- Duar Location in South Sudan
- Coordinates: 8°46′20″N 30°07′28″E﻿ / ﻿8.772291°N 30.12434°E
- Country: South Sudan
- Region: Greater Upper Nile
- State: Unity State
- County: Guit County
- Time zone: UTC+2 (CAT)

= Duar =

Duar is a large village in the Guit County of Unity State, in the Greater Upper Nile region of South Sudan. It is on the main oil road leading south from Bentiu, and is close to the Thar Jath Central Processing Facility in the Block 5A oil concession.

The village is in a Jikany Nuer region.
A clinic operated by Médecins Sans Frontières was established in the village in 1989 by Dr. Jill Seaman to treat patients with visceral leishmaniasis. The disease was spreading quickly, in part due to civil war, which was causing population movement, reducing resistance through malnutrition and hindering provision of control and treatment.
On 27 June 1998 Duar was attacked by Paulino Matiep's SSUM militia. The Medecins Sans Frontieres compound was burned and destroyed, as were the school and the community offices. Paulino's forces raided cattle camps, killing the animals for food. About 25% of the population fled, some to islands in the Nile where they felt they would be safe.
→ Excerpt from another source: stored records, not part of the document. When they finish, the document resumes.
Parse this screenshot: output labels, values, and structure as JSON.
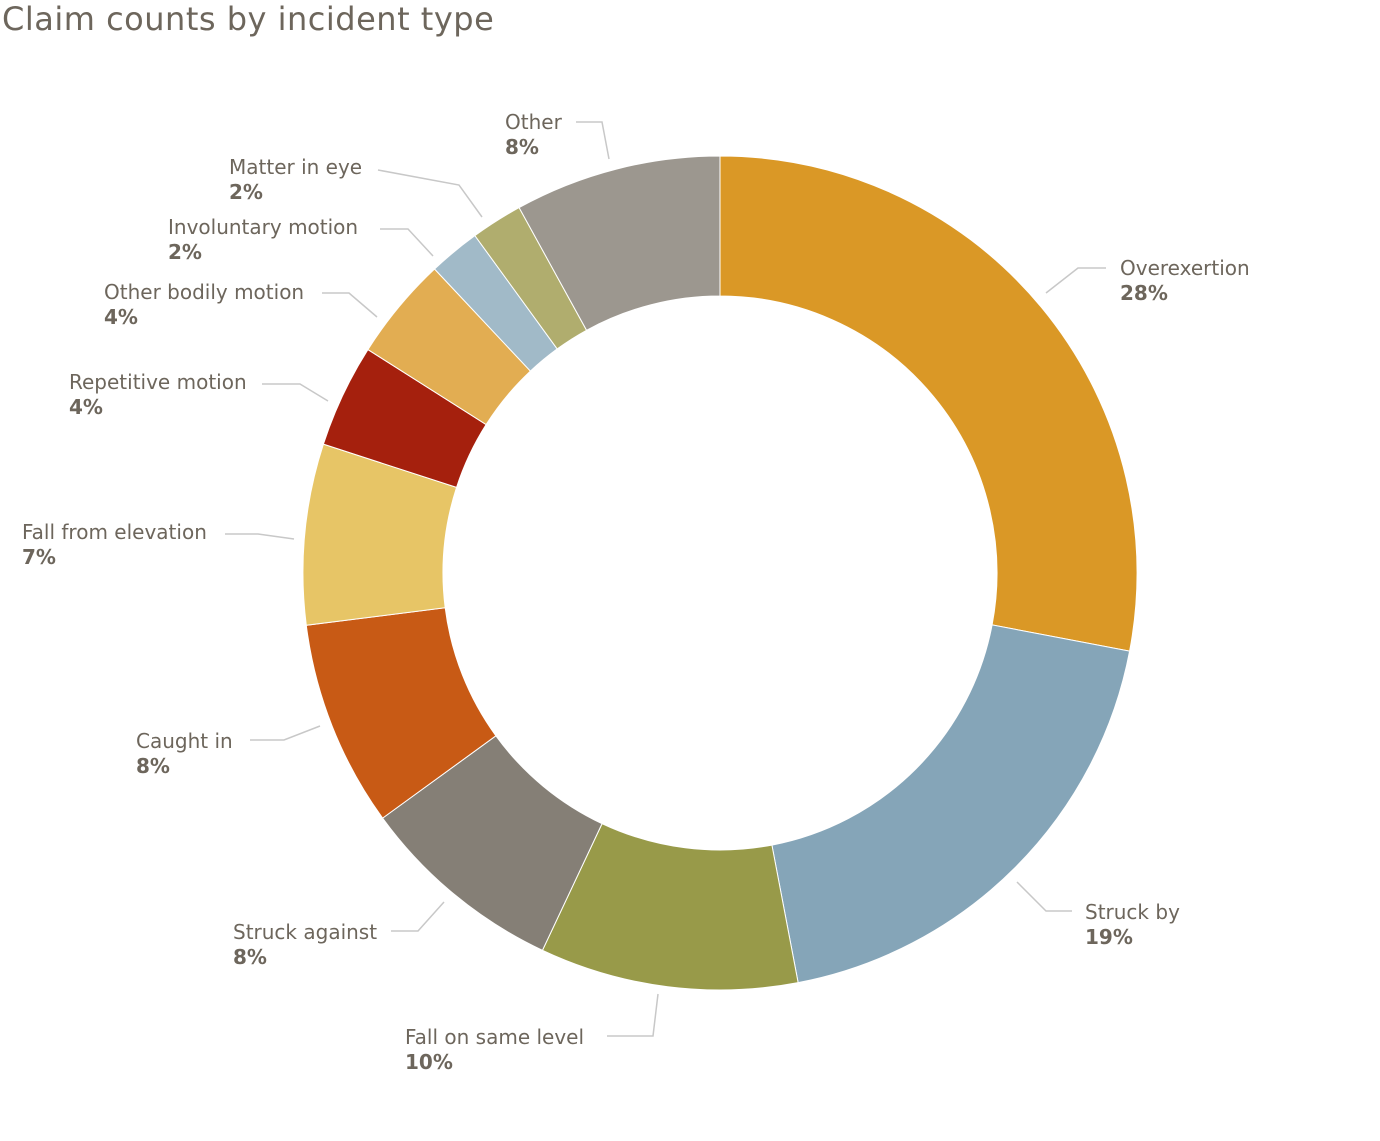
{
  "chart_data": {
    "type": "pie",
    "title": "Claim counts by incident type",
    "donut": true,
    "start_position": "12 o'clock, clockwise",
    "slices": [
      {
        "label": "Overexertion",
        "pct_label": "28%",
        "value": 28,
        "color": "#da9826"
      },
      {
        "label": "Struck by",
        "pct_label": "19%",
        "value": 19,
        "color": "#85a5b8"
      },
      {
        "label": "Fall on same level",
        "pct_label": "10%",
        "value": 10,
        "color": "#989a49"
      },
      {
        "label": "Struck against",
        "pct_label": "8%",
        "value": 8,
        "color": "#857f76"
      },
      {
        "label": "Caught in",
        "pct_label": "8%",
        "value": 8,
        "color": "#c85a15"
      },
      {
        "label": "Fall from elevation",
        "pct_label": "7%",
        "value": 7,
        "color": "#e7c566"
      },
      {
        "label": "Repetitive motion",
        "pct_label": "4%",
        "value": 4,
        "color": "#a5200d"
      },
      {
        "label": "Other bodily motion",
        "pct_label": "4%",
        "value": 4,
        "color": "#e2ad52"
      },
      {
        "label": "Involuntary motion",
        "pct_label": "2%",
        "value": 2,
        "color": "#a1bac8"
      },
      {
        "label": "Matter in eye",
        "pct_label": "2%",
        "value": 2,
        "color": "#b0ad6e"
      },
      {
        "label": "Other",
        "pct_label": "8%",
        "value": 8,
        "color": "#9c978f"
      }
    ]
  }
}
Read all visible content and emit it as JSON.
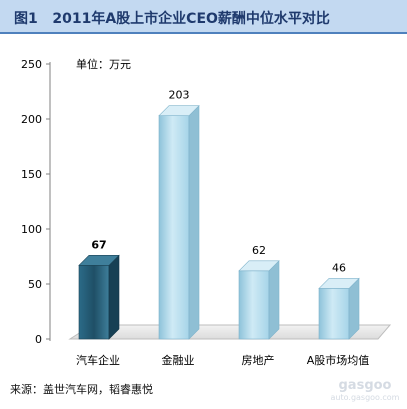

After the civil war, a divisional headquarters for the Sudanese Peoples Liberation Army was constructed by Arkel International in Duar. The site was in a swamp near to the Nile, and had to be raised above flood level.
3,000 truck loads of fill material were brought in from two quarries about 150 km distant, a difficult task due to poor road quality and north–south political tensions.
The 2500 m2 facility is self-contained, with a 3 megawatt power plant.